Vitamin B12 is naturally found in animal foods, including mets, fish, poultry, eggs and dairy. It can also be found in products fortified with B12, such as some varieties of bread and plant-based milk. Vitamin B12 is a nutrient that helps keep the body’s nerves and blood cells healthy and helps make DNA which is the genetic material in all cells.

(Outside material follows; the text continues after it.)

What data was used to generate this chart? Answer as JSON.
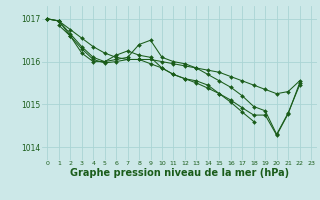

Vitamin B12 helps prevent a the of anaemia called megaloblastic anaemia that makes people tired and weak.
A person needs vitamin B12 for many important body processes, particularly for making red blood cells and keeping nerves healthy.
When there is a short supply of the vitamin, the body won’t make as many red blood cells, they will be abnormally large and won’t last for as long as they should, according to Bupa.
When a person does not have enough red blood cells, their tissues and organs may not get enough oxygen.
This leads to symptoms of anaemia which is a condition that develops when the the blood lacks enough healthy red blood cells or haemoglobin.
Symptoms that a person may be lacking in vitamin B12 include a weakness, tiredness, or lightheadedness, experiencing heart palpitations, having pale skin, and having a smooth tongue.
There is another symptom that the body may be lacking in vitamin B12 and that lies in one’s sleep patterns.
According to a study by US National Library of Medicine National Institutes of Health, vitamin B12 deficiency may affect a person’s sleep-wake rhythm.
The study involved two patients who have been suffering for many years from different sleep-wake rhythm disorders.
The patients were both administered vitamin B12 and were monitored over a period of time. The study concluded that vitamin B12 improved their sleep-wake rhythm disorder.
The study noted that being deficient in vitamin B12 might hinder one’s sleeping pattern.
Your GP will monitor you to check that your treatment is working
If you suspect you may be deficient in vitamin B12 it’s important to speak with your GP.
Vitamin B12 deficiency is usually treated with vitamin B12 supplementation.
Bupa said: “This could include a course of injections which are administered once a week for six weeks.
“After this, you may need repeated doses every three months or so.
“Your GP will monitor you to check that your treatment is working. Shortly after you start, you’ll be asked to have a blood test after about eight weeks to confirm that your haemoglobin and red blood cell levels have returned to normal.”